I wasn’t sure I wanted to be ‘nudged’ by this man--but I nodded. “I’ll listen to anything,” I told him.
“Listening can be more dangerous than you think,” he said. “But here it is--you have already seen one of Them nearly fall. You know where a subliminal--” he said it Sub-Liminal--”weakness in their defenses lies. You know what the last thing is that truly hurt any of them. It won’t stop a whole one--but it may delay him a moment. Cause a very temporary lapse in judgment. It may create a window for advantage.”
I admit I was pretty lost. It was months since I had seen Rex collapse on the steps of the Puppet Theater--and then it came back to me.
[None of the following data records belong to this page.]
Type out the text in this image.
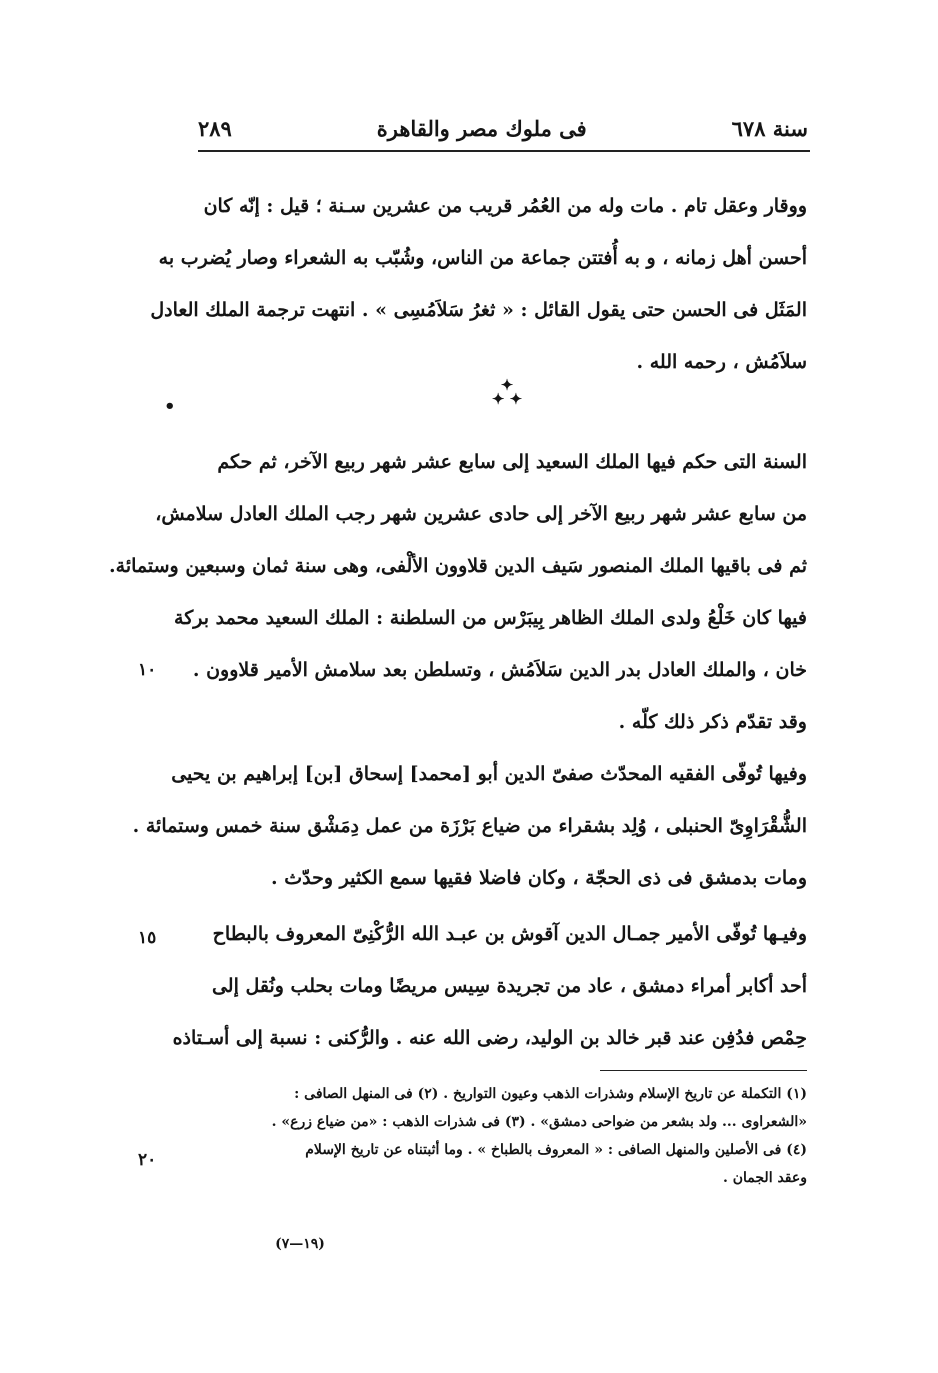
سنة ٦٧٨
فى ملوك مصر والقاهرة
٢٨٩
ووقار وعقل تام . مات وله من العُمُر قريب من عشرين سـنة ؛ قيل : إنّه كان
أحسن أهل زمانه ، و به أُفتتن جماعة من الناس، وشُبّب به الشعراء وصار يُضرب به
المَثَل فى الحسن حتى يقول القائل : « ثغرُ سَلاَمُسِى » . انتهت ترجمة الملك العادل
سلاَمُش ، رحمه الله .
✦
✦ ✦
•
السنة التى حكم فيها الملك السعيد إلى سابع عشر شهر ربيع الآخر، ثم حكم
من سابع عشر شهر ربيع الآخر إلى حادى عشرين شهر رجب الملك العادل سلامش،
ثم فى باقيها الملك المنصور سَيف الدين قلاوون الألْفى، وهى سنة ثمان وسبعين وستمائة.
فيها كان خَلْعُ ولدى الملك الظاهر بِيبَرْس من السلطنة : الملك السعيد محمد بركة
خان ، والملك العادل بدر الدين سَلاَمُش ، وتسلطن بعد سلامش الأمير قلاوون .
وقد تقدّم ذكر ذلك كلّه .
١٠
وفيها تُوفّى الفقيه المحدّث صفىّ الدين أبو [محمد] إسحاق [بن] إبراهيم بن يحيى
الشُّقْرَاوِىّ الحنبلى ، وُلِد بشقراء من ضياع بَرْزَة من عمل دِمَشْق سنة خمس وستمائة .
ومات بدمشق فى ذى الحجّة ، وكان فاضلا فقيها سمع الكثير وحدّث .
وفيـها تُوفّى الأمير جمـال الدين آقوش بن عبـد الله الرُّكْنِىّ المعروف بالبطاح
أحد أكابر أمراء دمشق ، عاد من تجريدة سِيس مريضًا ومات بحلب ونُقل إلى
حِمْص فدُفِن عند قبر خالد بن الوليد، رضى الله عنه . والرُّكنى : نسبة إلى أسـتاذه
١٥
(١) التكملة عن تاريخ الإسلام وشذرات الذهب وعيون التواريخ . (٢) فى المنهل الصافى :
«الشعراوى ... ولد بشعر من ضواحى دمشق» . (٣) فى شذرات الذهب : «من ضياع زرع» .
(٤) فى الأصلين والمنهل الصافى : « المعروف بالطباخ » . وما أثبتناه عن تاريخ الإسلام
وعقد الجمان .
٢٠
(١٩—٧)
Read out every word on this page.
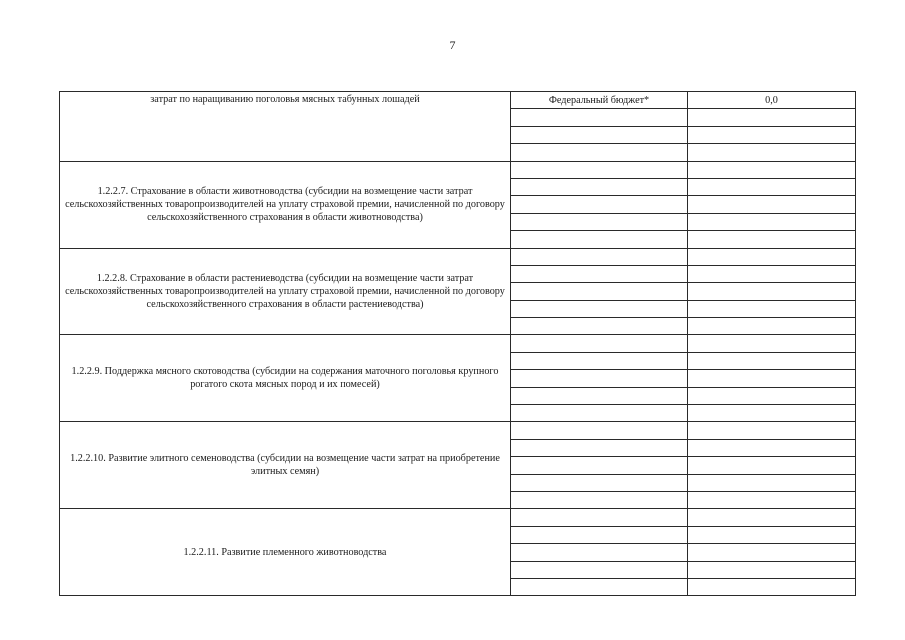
7
затрат по наращиванию поголовья мясных табунных лошадей	Федеральный бюджет*	0,0

1.2.2.7. Страхование в области животноводства (субсидии на возмещение части затрат сельскохозяйственных товаропроизводителей на уплату страховой премии, начисленной по договору сельскохозяйственного страхования в области животноводства)		

1.2.2.8. Страхование в области растениеводства (субсидии на возмещение части затрат сельскохозяйственных товаропроизводителей на уплату страховой премии, начисленной по договору сельскохозяйственного страхования в области растениеводства)		

1.2.2.9. Поддержка мясного скотоводства (субсидии на содержания маточного поголовья крупного рогатого скота мясных пород и их помесей)		

1.2.2.10. Развитие элитного семеноводства (субсидии на возмещение части затрат на приобретение элитных семян)		

1.2.2.11. Развитие племенного животноводства		
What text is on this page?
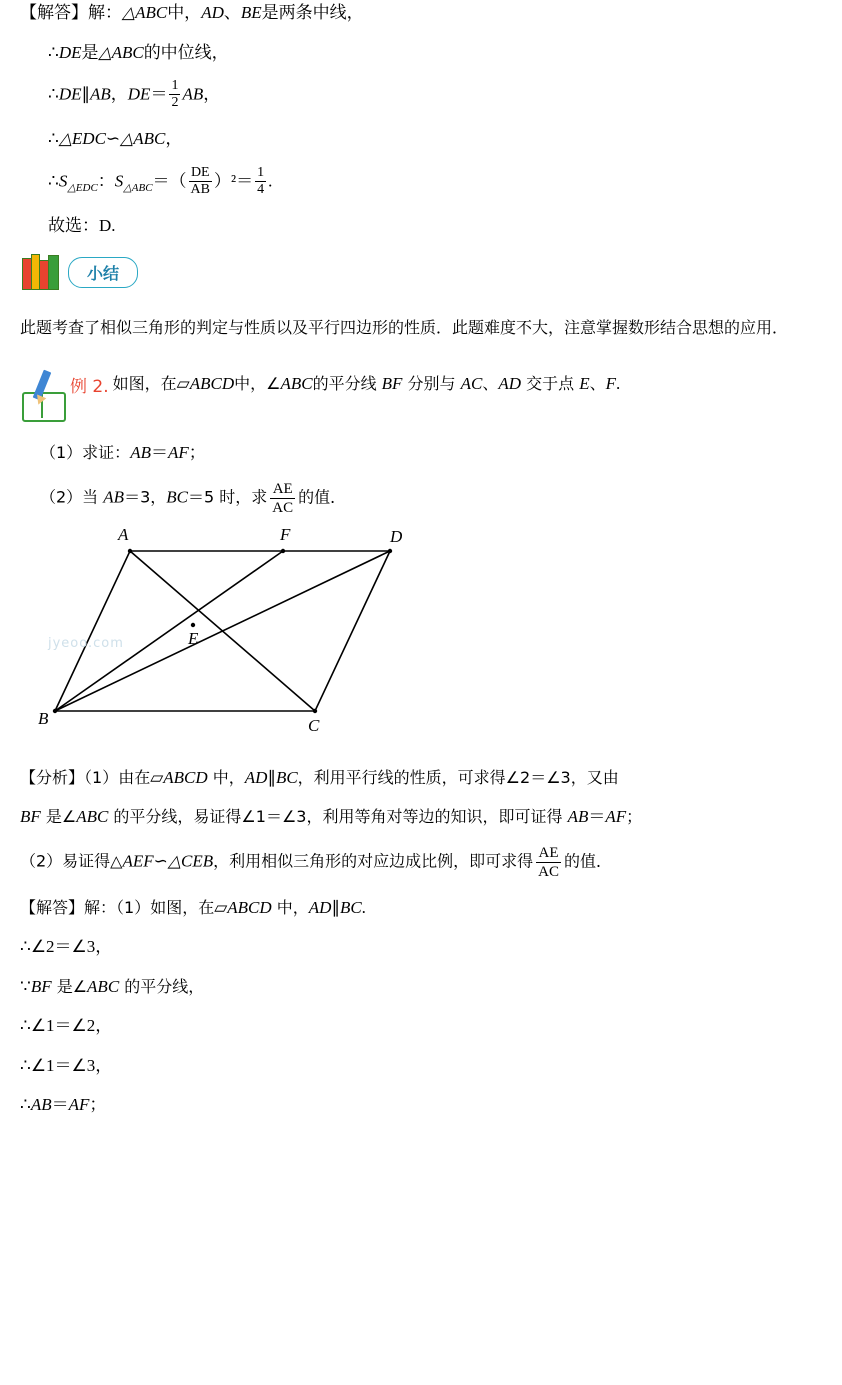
【解答】解：△ABC中，AD、BE是两条中线，
∴DE是△ABC的中位线，
∴DE∥AB，$DE= \frac{1}{2}$ AB，
∴△EDC∽△ABC，
$\therefore S_{\triangle EDC}$：$S_{\triangle ABC}=( \frac{DE}{AB} )^2= \frac{1}{4}$ .
故选：D.
小结
此题考查了相似三角形的判定与性质以及平行四边形的性质．此题难度不大，注意掌握数形结合思想的应用．
例 2. 如图，在▱ABCD中，∠ABC的平分线 BF 分别与 AC、AD 交于点 E、F.
（1）求证：AB＝AF；
（2）当 AB＝3，BC＝5 时，求 $\frac{AE}{AC}$ 的值．
A	F	D
E
B	C
jyeoo.com
【分析】（1）由在▱ABCD 中，AD∥BC，利用平行线的性质，可求得∠2＝∠3，又由
BF 是∠ABC 的平分线，易证得∠1＝∠3，利用等角对等边的知识，即可证得 AB＝AF；
（2）易证得△AEF∽△CEB，利用相似三角形的对应边成比例，即可求得 $\frac{AE}{AC}$ 的值．
【解答】解：（1）如图，在▱ABCD 中，AD∥BC.
∴∠2＝∠3，
∵BF 是∠ABC 的平分线，
∴∠1＝∠2，
∴∠1＝∠3，
∴AB＝AF；
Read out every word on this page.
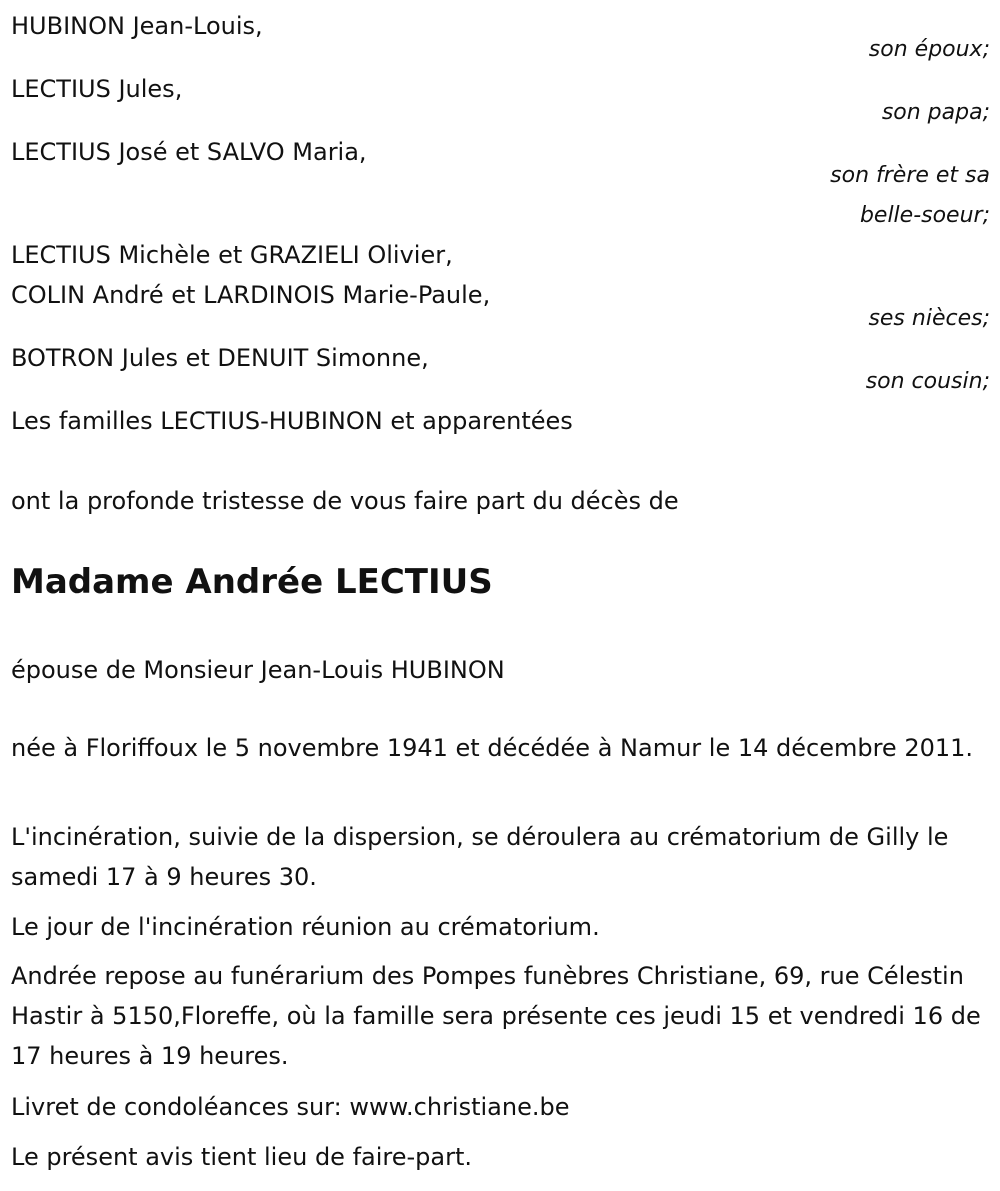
HUBINON Jean-Louis,
son époux;
LECTIUS Jules,
son papa;
LECTIUS José et SALVO Maria,
son frère et sa
belle-soeur;
LECTIUS Michèle et GRAZIELI Olivier,
COLIN André et LARDINOIS Marie-Paule,
ses nièces;
BOTRON Jules et DENUIT Simonne,
son cousin;
Les familles LECTIUS-HUBINON et apparentées
ont la profonde tristesse de vous faire part du décès de
Madame Andrée LECTIUS
épouse de Monsieur Jean-Louis HUBINON
née à Floriffoux le 5 novembre 1941 et décédée à Namur le 14 décembre 2011.
L'incinération, suivie de la dispersion, se déroulera au crématorium de Gilly le samedi 17 à 9 heures 30.
Le jour de l'incinération réunion au crématorium.
Andrée repose au funérarium des Pompes funèbres Christiane, 69, rue Célestin Hastir à 5150,Floreffe, où la famille sera présente ces jeudi 15 et vendredi 16 de 17 heures à 19 heures.
Livret de condoléances sur: www.christiane.be
Le présent avis tient lieu de faire-part.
“The girl. They are all trained classically in Latin from a young age and while they sometimes bear girl children there is a name they never use. Do you remember what he called her?”
I remembered it. I opened my mouth and he shook his head. “Do not speak it here--save it for when you’ll want it. When you are in danger. Speak from the gut--” he poked his own largish stomach. “Project it--you may do it once and you won’t get another chance. Get their attention.” He spoke words with syllables I wouldn’t know how to write.
“That is a preparatory phrase. It is in mankind’s first tongue generated on the Western coast of Africa when humans began to speak beyond the word ‘huh.’” He smiled. “It will capture his fascination. When you speak her name, he will falter.”
“When … will I know?” I remembered the name She-Who-Must-Be-Loved: Amanda.
“I don’t know exactly.” He looked hard at Rex. So did I. “Eventually--well, soon--one of Them will be close and murderous. You’ll have to use your judgment.”
I sat back into the seat and exhaled slowly.
“Can you see the future?” I asked him.
“No,” he said. “Not in the way you think you mean it. Yes, though, in the way it really works.”
“Do I survive this?”
He smiled broader: “Nothing I could say would reassure you. But nothing I could say would leave you hopeless. Be as strong and true as you can Theodore. We will likely never meet again.”
Without any obvious signal, the woman opened the SUV door.
“He will assume you have been hypnotized and interrogated,” said the man. “For all you know you have been--but reveal nothing of this to him. Let him guess you do not remember the specifics of our meeting. He knows we watch. He will not imagine we would insert ourselves into events.”
I nodded. I caught a glint of light from his ring and I felt slightly dizzy then. Slightly dazed--like waking up. Blinking rapidly, I had returned to our vehicle.